Here’s the gist in two numbers. The five-year compound average growth rate in clean energy investment is 0.15%, while the rate for electrified transport is 20.74%. Apply those growth rates to last year’s investment totals and there’ll be substantially more investment in electrified transport than in renewable energy by 2025.

That’s not a particularly bold claim. If anything, it’s probably conservative. BloombergNEF analysts are still tallying December 2020 electric vehicle sales, but it looks like they’ll come in higher than even year-end projections. In 2021, BNEF expects 4.4 million electric vehicles sold, which would likely push the total investment in electrified transport over $200 billion and pull the date it’ll cross renewable energy back to 2023.

There are a few things to keep in mind as we consider the implications of this investment flip. First, transport is hedonic—that is, we consumers ascribe much more value than just cost to our vehicles. Comfort, convenience, sound, speed, appearance, social signals, and so on all come into play. While it’s certainly possible to ascribe value to the appearance of a solar panel or a wind turbine, it’s not the same as the signals sent by the brand and style of a car or truck.

That can even extend to less tangible things like emissions. The gaseous and particulate byproducts of transportation have major environmental impact, but you and I have no way to sense that. What we do sense, however, are noise, vibration, smell, and dirt. Electrified transport addresses the sensory and suprasensory downsides of internal combustion all at once.

The second thing to keep in mind is that the transport market is highly distributed, and much more financially accessible. Big renewable energy projects are multi-million-, or even billion-dollar assets, financed and built and maintained by professionals. There are more than two million home solar installations in the U.S., but it took decades for the industry to reach that number, and it will probably never grow to the same scale as the U.S. passenger vehicle market.

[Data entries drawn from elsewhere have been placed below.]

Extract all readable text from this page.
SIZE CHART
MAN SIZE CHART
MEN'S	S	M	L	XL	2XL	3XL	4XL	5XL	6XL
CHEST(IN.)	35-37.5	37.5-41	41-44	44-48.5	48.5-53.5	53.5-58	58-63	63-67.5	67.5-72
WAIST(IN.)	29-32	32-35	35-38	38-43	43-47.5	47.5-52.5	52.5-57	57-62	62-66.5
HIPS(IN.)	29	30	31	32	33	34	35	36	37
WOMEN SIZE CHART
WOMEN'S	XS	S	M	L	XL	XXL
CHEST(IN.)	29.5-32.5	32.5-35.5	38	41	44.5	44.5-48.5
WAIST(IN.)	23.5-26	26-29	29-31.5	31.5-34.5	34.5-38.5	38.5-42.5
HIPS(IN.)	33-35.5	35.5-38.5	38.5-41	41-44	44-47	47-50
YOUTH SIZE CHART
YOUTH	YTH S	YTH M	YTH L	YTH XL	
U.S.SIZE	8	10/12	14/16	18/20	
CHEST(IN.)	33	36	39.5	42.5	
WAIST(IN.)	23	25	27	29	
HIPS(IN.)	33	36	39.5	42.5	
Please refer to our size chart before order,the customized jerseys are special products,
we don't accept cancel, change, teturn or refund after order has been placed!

Meanwhile, the global auto industry sells about 80 million new vehicles a year, and there are more than a billion cars on the road today.

The third is essentially a cross-referencing of the first two: The combination of transport’s hedonic nature and broad distribution means we need to expand our sense of where electrification might show up next.

In heavy trucking, leaders like Scania have done the math and concluded that “battery electric vehicles will be the main tool” to create a sustainable transport system. But electrification is also incipient in marine transport, where Norway alone has more than 30 operational electric ferries, with nearly the same number to be added to the fleet this year—according to data from Rystad Energy’s Marius Kluge Foss, the country has already largely shifted its ferry contracts to electric vessels. Then there are things like excavators, which sit at the edge of transport but at the core of industrial activity. Perhaps we should also include transport applications on snow and water, which are individually small but potentially significant in the aggregate.

Here is what I expect in the next few years: a further proliferation of new types of electrified transport, in new markets, with an increasingly large pool of buyers. Many of those buyers will be enthusiasts, ready to get into the new new thing in transport, but a lot of them will be accountants, too: professionals who run the numbers and see a bottom-line benefit for their companies. Those are the trends that make a growing market, and in not too many years, the biggest market in the global energy transition too.